He glanced at the car again. The day was warm and the spilled blood had attracted flies. The air was already full of their hum.
‘Where were you at the time?’ he asked.
Cavalin looked surprised. ‘What are you suggesting?’ he said. ‘I was up at the Manoir. At my desk. Attending to Maurice’s business.’
He gestured, apparently recovered from the shock already. ‘You can leave all the arrangements to me, of course. I’ll inform the relatives and arrange for the interment.’
Les Tarthes, the Roblais farm, was on the slope of the hill overlooking the valley. From the gate, you could see the main road winding up the hill as far as Perrenet-sous-le-Forêt.
The farm was an old place with ancient buildings of huge stones and heavy timbers but a lot of it seemed to be falling into ruins. As if old Roblais, who owned it, hadn’t a centime to his name. Pel suspected he was worth quite a bit, nevertheless.
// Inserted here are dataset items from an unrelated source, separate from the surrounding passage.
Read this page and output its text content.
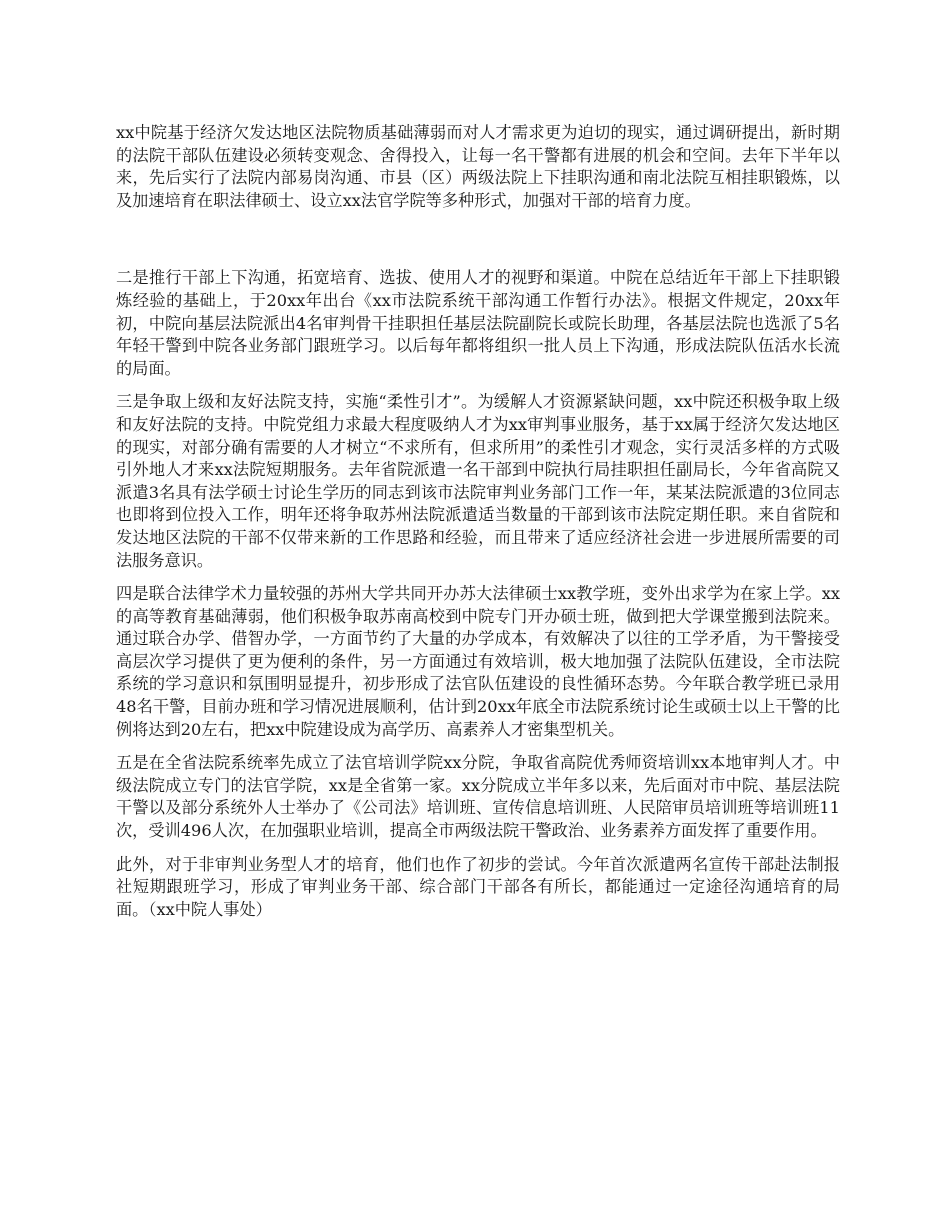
xx中院基于经济欠发达地区法院物质基础薄弱而对人才需求更为迫切的现实，通过调研提出，新时期的法院干部队伍建设必须转变观念、舍得投入，让每一名干警都有进展的机会和空间。去年下半年以来，先后实行了法院内部易岗沟通、市县（区）两级法院上下挂职沟通和南北法院互相挂职锻炼，以及加速培育在职法律硕士、设立xx法官学院等多种形式，加强对干部的培育力度。

二是推行干部上下沟通，拓宽培育、选拔、使用人才的视野和渠道。中院在总结近年干部上下挂职锻炼经验的基础上，于20xx年出台《xx市法院系统干部沟通工作暂行办法》。根据文件规定，20xx年初，中院向基层法院派出4名审判骨干挂职担任基层法院副院长或院长助理，各基层法院也选派了5名年轻干警到中院各业务部门跟班学习。以后每年都将组织一批人员上下沟通，形成法院队伍活水长流的局面。

三是争取上级和友好法院支持，实施“柔性引才”。为缓解人才资源紧缺问题，xx中院还积极争取上级和友好法院的支持。中院党组力求最大程度吸纳人才为xx审判事业服务，基于xx属于经济欠发达地区的现实，对部分确有需要的人才树立“不求所有，但求所用”的柔性引才观念，实行灵活多样的方式吸引外地人才来xx法院短期服务。去年省院派遣一名干部到中院执行局挂职担任副局长，今年省高院又派遣3名具有法学硕士讨论生学历的同志到该市法院审判业务部门工作一年，某某法院派遣的3位同志也即将到位投入工作，明年还将争取苏州法院派遣适当数量的干部到该市法院定期任职。来自省院和发达地区法院的干部不仅带来新的工作思路和经验，而且带来了适应经济社会进一步进展所需要的司法服务意识。

四是联合法律学术力量较强的苏州大学共同开办苏大法律硕士xx教学班，变外出求学为在家上学。xx的高等教育基础薄弱，他们积极争取苏南高校到中院专门开办硕士班，做到把大学课堂搬到法院来。通过联合办学、借智办学，一方面节约了大量的办学成本，有效解决了以往的工学矛盾，为干警接受高层次学习提供了更为便利的条件，另一方面通过有效培训，极大地加强了法院队伍建设，全市法院系统的学习意识和氛围明显提升，初步形成了法官队伍建设的良性循环态势。今年联合教学班已录用48名干警，目前办班和学习情况进展顺利，估计到20xx年底全市法院系统讨论生或硕士以上干警的比例将达到20左右，把xx中院建设成为高学历、高素养人才密集型机关。

五是在全省法院系统率先成立了法官培训学院xx分院，争取省高院优秀师资培训xx本地审判人才。中级法院成立专门的法官学院，xx是全省第一家。xx分院成立半年多以来，先后面对市中院、基层法院干警以及部分系统外人士举办了《公司法》培训班、宣传信息培训班、人民陪审员培训班等培训班11次，受训496人次，在加强职业培训，提高全市两级法院干警政治、业务素养方面发挥了重要作用。

此外，对于非审判业务型人才的培育，他们也作了初步的尝试。今年首次派遣两名宣传干部赴法制报社短期跟班学习，形成了审判业务干部、综合部门干部各有所长，都能通过一定途径沟通培育的局面。（xx中院人事处）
French farmers were a law unto themselves and were always far wealthier than their clothes and their sparsely furnished homes suggested. A peasant background led to a frugality of living that might not produce comfort but certainly produced money in the bank.
‘Been here long?’ Pel asked.
‘All my life.’
‘Father here before you?’
‘And his father. And his before him. And his before him. Father to son.’
Pel indicated the valley. You could see the Manoir of Lordy, Maurice’s place, down there, with its wide lawns, slate mansard roofs, and the windvane over what had once been the stables.
‘New neighbours,’ he observed.
Roblais nodded.
‘Spoken to them yet?’
Roblais shook his head and Pel began to see where the son had acquired his taciturnity.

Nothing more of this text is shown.